1.1.2.3 Phytostabilization
The remediation of metal polluted soils, particularly those presenting high
levels of metal pollution, using phytoextraction procedures usually takes many years,
most probably, decades. In fact, to overcome this often considered Achilles heel of
phytoextraction, i.e. the long time needed for effective remediation, it has been
suggested that this phytotechnology should be combined with a profit making
operation such as forestry or bioenergy production (Robinson et al., 2003). In any
case, an alternative phytotechnology for the remediation of metal polluted soils is
phytostabilization or the use of plants to reduce the biovailability of pollutants in
the environment. More specifically, phytostabilization refers to the immobilization
of a contaminant in the rhizosphere through absorption and accumulation by roots,
adsorption onto roots, or precipitation within the root zone of plants, so that
contaminant migration via wind and water erosion, leaching and soil dispersion are
prevented (EPA, 2000). Thus, although metals are not removed from the soil, their
adverse environmental effects are reduced. The choice of metal phytoremediation
strategy (phytoextraction versus phytostabilization) will depend on a variety of
factors: type of metal(s) present in the soil, level of metal pollution, future use of the
site, etc.

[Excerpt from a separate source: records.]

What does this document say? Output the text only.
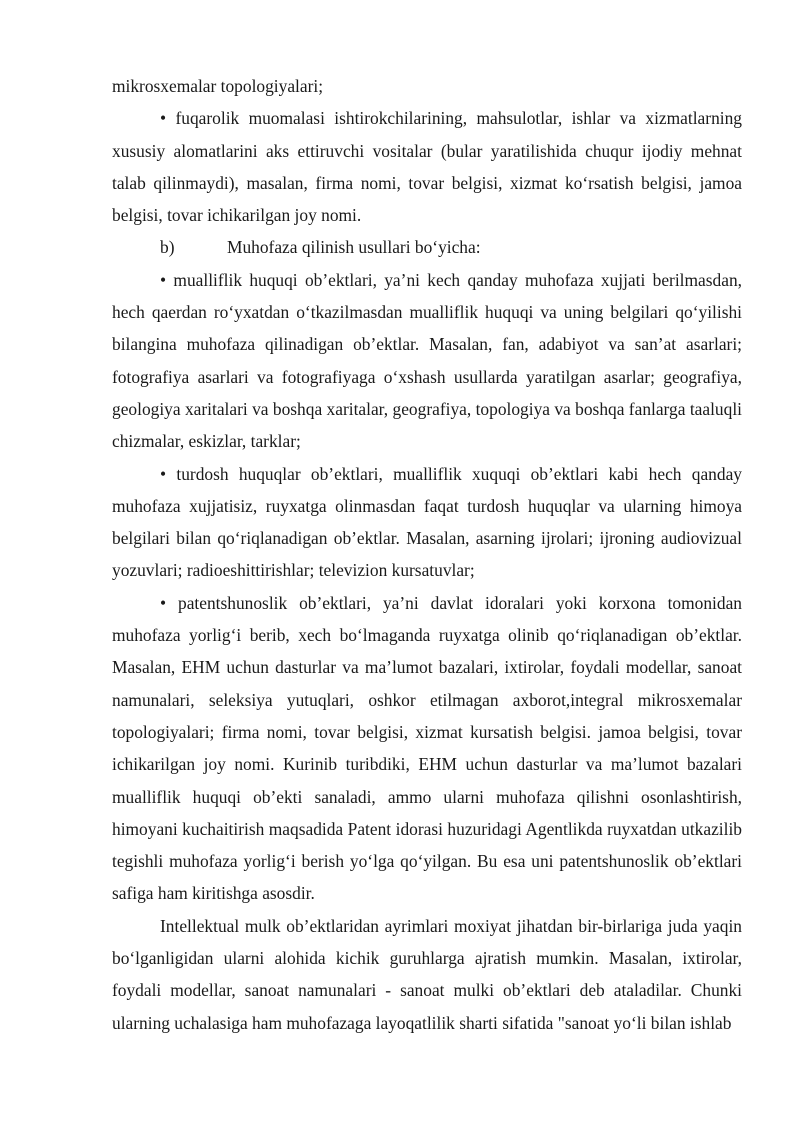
mikrosxemalar topologiyalari;

• fuqarolik muomalasi ishtirokchilarining, mahsulotlar, ishlar va xizmatlarning xususiy alomatlarini aks ettiruvchi vositalar (bular yaratilishida chuqur ijodiy mehnat talab qilinmaydi), masalan, firma nomi, tovar belgisi, xizmat ko‘rsatish belgisi, jamoa belgisi, tovar ichikarilgan joy nomi.

b)	Muhofaza qilinish usullari bo‘yicha:

• mualliflik huquqi ob’ektlari, ya’ni kech qanday muhofaza xujjati berilmasdan, hech qaerdan ro‘yxatdan o‘tkazilmasdan mualliflik huquqi va uning belgilari qo‘yilishi bilangina muhofaza qilinadigan ob’ektlar. Masalan, fan, adabiyot va san’at asarlari; fotografiya asarlari va fotografiyaga o‘xshash usullarda yaratilgan asarlar; geografiya, geologiya xaritalari va boshqa xaritalar, geografiya, topologiya va boshqa fanlarga taaluqli chizmalar, eskizlar, tarklar;

• turdosh huquqlar ob’ektlari, mualliflik xuquqi ob’ektlari kabi hech qanday muhofaza xujjatisiz, ruyxatga olinmasdan faqat turdosh huquqlar va ularning himoya belgilari bilan qo‘riqlanadigan ob’ektlar. Masalan, asarning ijrolari; ijroning audiovizual yozuvlari; radioeshittirishlar; televizion kursatuvlar;

• patentshunoslik ob’ektlari, ya’ni davlat idoralari yoki korxona tomonidan muhofaza yorlig‘i berib, xech bo‘lmaganda ruyxatga olinib qo‘riqlanadigan ob’ektlar. Masalan, EHM uchun dasturlar va ma’lumot bazalari, ixtirolar, foydali modellar, sanoat namunalari, seleksiya yutuqlari, oshkor etilmagan axborot,integral mikrosxemalar topologiyalari; firma nomi, tovar belgisi, xizmat kursatish belgisi. jamoa belgisi, tovar ichikarilgan joy nomi. Kurinib turibdiki, EHM uchun dasturlar va ma’lumot bazalari mualliflik huquqi ob’ekti sanaladi, ammo ularni muhofaza qilishni osonlashtirish, himoyani kuchaitirish maqsadida Patent idorasi huzuridagi Agentlikda ruyxatdan utkazilib tegishli muhofaza yorlig‘i berish yo‘lga qo‘yilgan. Bu esa uni patentshunoslik ob’ektlari safiga ham kiritishga asosdir.

Intellektual mulk ob’ektlaridan ayrimlari moxiyat jihatdan bir-birlariga juda yaqin bo‘lganligidan ularni alohida kichik guruhlarga ajratish mumkin. Masalan, ixtirolar, foydali modellar, sanoat namunalari - sanoat mulki ob’ektlari deb ataladilar. Chunki ularning uchalasiga ham muhofazaga layoqatlilik sharti sifatida "sanoat yo‘li bilan ishlab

Interestingly, the combination of both strategies, so that the limitations of
one strategy might be overcomed by the advantages of the other strategy, appears a
most promising approach.
Chemophytostabilization, the combination of a chemical method (such as the
addition of organic or inorganic amendments to the soil) with phytostabilization
(Knox et al., 2000), is most promising for the remediation of metal polluted soils.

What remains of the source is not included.